By Rathindra Kuruwita

Vaccination was not a silver bullet, and it had to be supplemented by other initiatives to overcome the COVID-19 pandemic, Prof Manuj Weerasinghe, Head of the Department of Community Medicine, University of Colombo, said.

Boosting immunity was vital for overcoming any virus, and vaccine played a big role in the fight against COVID-19, he said. However, vaccines alone were not the only way to overcome the pandemic, the Professor said.

“If we think we can get out through this crisis by vaccination alone, we won’t do the other initiatives needed, we won’t educate the people on what they really need to do, in fact we will give people the wrong idea that everything is good after getting vaccinated. Vaccination is important. It’s very clear that it saves lives and reduced the severity of the disease. However, vaccination won’t stop you getting infected or spreading it to others,” he said.

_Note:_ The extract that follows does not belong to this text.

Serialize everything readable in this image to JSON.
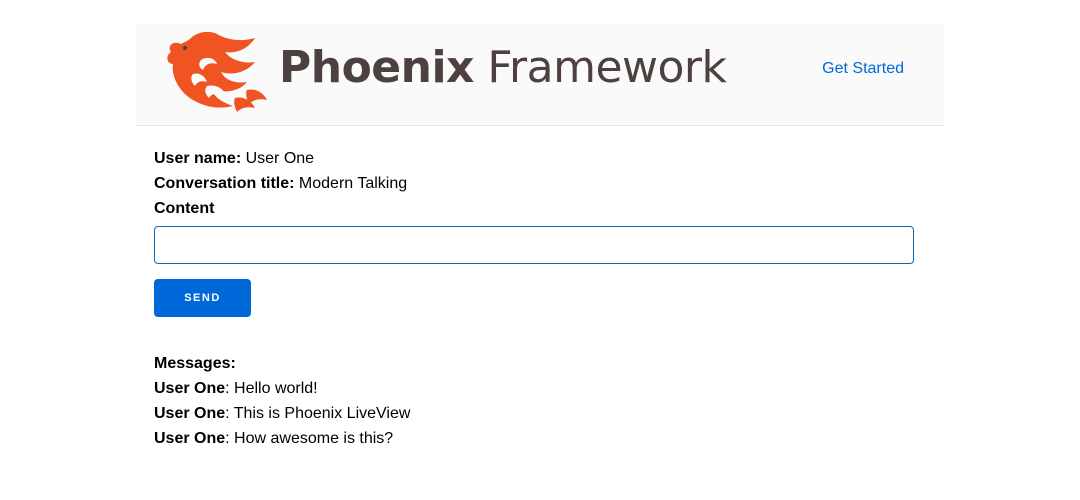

Prof. Weerasinghe said that the role and purpose of the vaccination was not properly understood by the people and when they got infected, after getting double jabbed, they assumed that the vaccine they had taken was not effective.

“This is why some people say on social media that they got the X vaccine and still they got COVID. They then go on to discredit the vaccine they had taken. This is bad for everyone. The government needs to communicate properly. Because of our over reliance on vaccine, both policy makers and the people are not doing what is needed to stop the pandemic,” he said.

Meanwhile Professor Chrishantha Abeysena, Senior Professor Department of Public Health, University of Kelaniya said when the decision to lockdown was taken too late; more time was needed to open the country again.

“As with everything in life, we have to make the call at the right time. I think everyone agrees that at least two weeks is needed for a lockdown to have some effect. However just because we imposed a lockdown doesn’t mean that things are going to work out fine, especially given that we are not seeing a strict lockdown,” he said.

Prof. Abeysena said that the government had to increase testing because there was community spread. Those infected needed to be found, they needed to be isolated along with their first contacts, he said.

“If we do this, we can get the pandemic under control. There is a WHO protocol on lockdowns and given that there is a community spread, the pandemic had become a social issue too. Hospital capacity is still a big problem,” he said,

Prof. Abeysena added that Sri Lanka now needed to figure out how it could operate after the lockdowns were lifted. The policy makers should come up with systems and protocols and communicate effectively with the general public, he said.

“If we don’t do this, there is no point in extending the lockdown even for another month. We also need to do testing and isolation. If we do this the numbers will drop and the health staff will get a breather. However, we must ensure that there are practical protocols after we open up. We are now at a disaster stage, although we had time to get ready. We have 18 months of living with the virus and we need to start learning lessons,” he said.